Luciano’s piece “Pimp My Piragua” is undoubtedly the star of this exhibition. The sculpture is a tricycle pushcart that incorporates video screens, LED lights and an accompanying sound system into its design, all of which do not prohibit, but enhance its function as a piragua cart. Piragua is a Puerto Rican shaved ice treat often enjoyed in the summertime and the cultural significance of the piragua cart is further detailed in “Pimp My Piragua’s” descriptive label.

“Piraguas also serve as a way for piragueros to support themselves independently and have long been part of the informal street economy of the city,” the caption reads.

“Pimp my Piragua” stands in front of a larger-than-life print of Hiram Maristany’s “Kids on Bikes,” a photograph depicting its title taken in 1970. Maristany himself described the piece as significant to documenting joy and wonder.

“This [image] is really joyful because it was a big deal for them to be photographed with their bicycles,” Maristany said. “The smallest member of this group, he’s centered in the white shirt. He was like, ‘Hold up, man, wait a minute. Wait, wait.’ He was really proud of his bike, and somehow or another, his bike was better than all the others. It’s a real pleasure to see this because it’s just joyful — [how] joyful they were with their bikes.”

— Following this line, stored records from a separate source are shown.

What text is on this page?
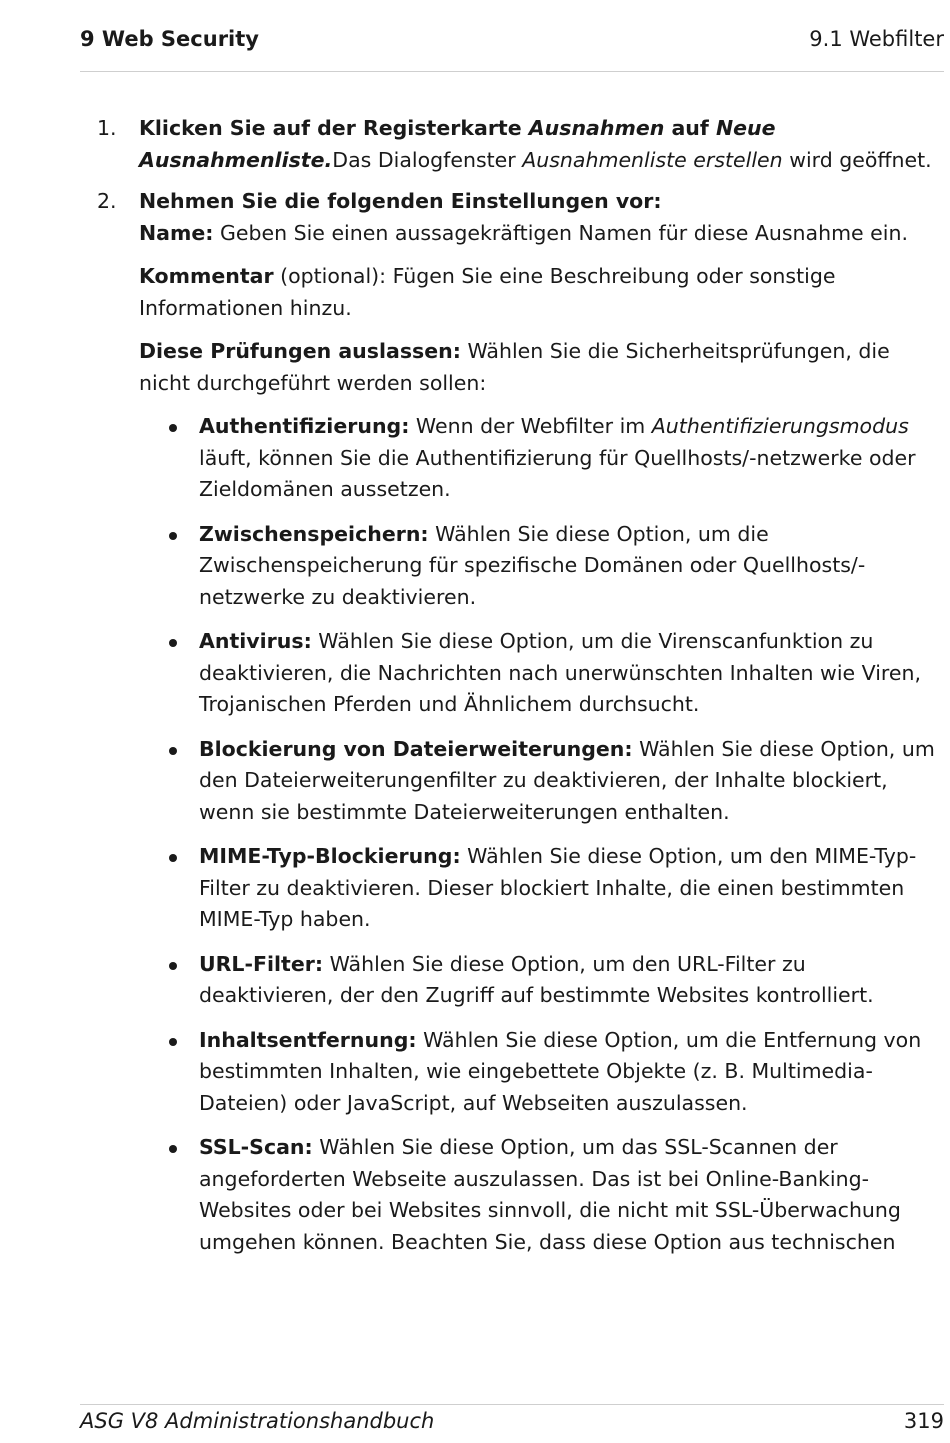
9 Web Security	9.1 Webfilter
1. Klicken Sie auf der Registerkarte Ausnahmen auf Neue Ausnahmenliste.Das Dialogfenster Ausnahmenliste erstellen wird geöffnet.
2. Nehmen Sie die folgenden Einstellungen vor:
Name: Geben Sie einen aussagekräftigen Namen für diese Ausnahme ein.
Kommentar (optional): Fügen Sie eine Beschreibung oder sonstige Informationen hinzu.
Diese Prüfungen auslassen: Wählen Sie die Sicherheitsprüfungen, die nicht durchgeführt werden sollen:
Authentifizierung: Wenn der Webfilter im Authentifizierungsmodus läuft, können Sie die Authentifizierung für Quellhosts/-netzwerke oder Zieldomänen aussetzen.
Zwischenspeichern: Wählen Sie diese Option, um die Zwischenspeicherung für spezifische Domänen oder Quellhosts/-netzwerke zu deaktivieren.
Antivirus: Wählen Sie diese Option, um die Virenscanfunktion zu deaktivieren, die Nachrichten nach unerwünschten Inhalten wie Viren, Trojanischen Pferden und Ähnlichem durchsucht.
Blockierung von Dateierweiterungen: Wählen Sie diese Option, um den Dateierweiterungenfilter zu deaktivieren, der Inhalte blockiert, wenn sie bestimmte Dateierweiterungen enthalten.
MIME-Typ-Blockierung: Wählen Sie diese Option, um den MIME-Typ-Filter zu deaktivieren. Dieser blockiert Inhalte, die einen bestimmten MIME-Typ haben.
URL-Filter: Wählen Sie diese Option, um den URL-Filter zu deaktivieren, der den Zugriff auf bestimmte Websites kontrolliert.
Inhaltsentfernung: Wählen Sie diese Option, um die Entfernung von bestimmten Inhalten, wie eingebettete Objekte (z. B. Multimedia-Dateien) oder JavaScript, auf Webseiten auszulassen.
SSL-Scan: Wählen Sie diese Option, um das SSL-Scannen der angeforderten Webseite auszulassen. Das ist bei Online-Banking-Websites oder bei Websites sinnvoll, die nicht mit SSL-Überwachung umgehen können. Beachten Sie, dass diese Option aus technischen
ASG V8 Administrationshandbuch	319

The combination of Maristany’s lifestyle photography and Luciano’s bright sculptures creates a fuller picture of the Latinx experience in New York City. This exhibition displays the love inherent in the action of the Young Lords and the legacy of communal strength they left.

Among the art also lies a section dedicated to general education about the Young Lords. Here you can find a table, chairs and a brief selection of literature on the Young Lords. This corner of the exhibition acts as a literal opportunity to educate oneself on the Young Lords’ history. Further, it also serves as a potential commentary on which historical narratives are presented as important and universal to students in the classroom, and which students must find and learn about on their own.

“Joy, Play and Resistance in the work of Miguel Luciano and Hiram Maristany” differs from any other exhibition by the two artists because it takes joy as not merely tangential to radical political thought, but rather proposes that joy is inherent in the politics and lives of not only the Young Lords, but all young people. The exhibition will be on display until the end of the semester, but Miguel Luciano will be on campus on April 30 to activate his piece “Pimp my Piragua” through performance during Spring Fling. You won’t want to miss it.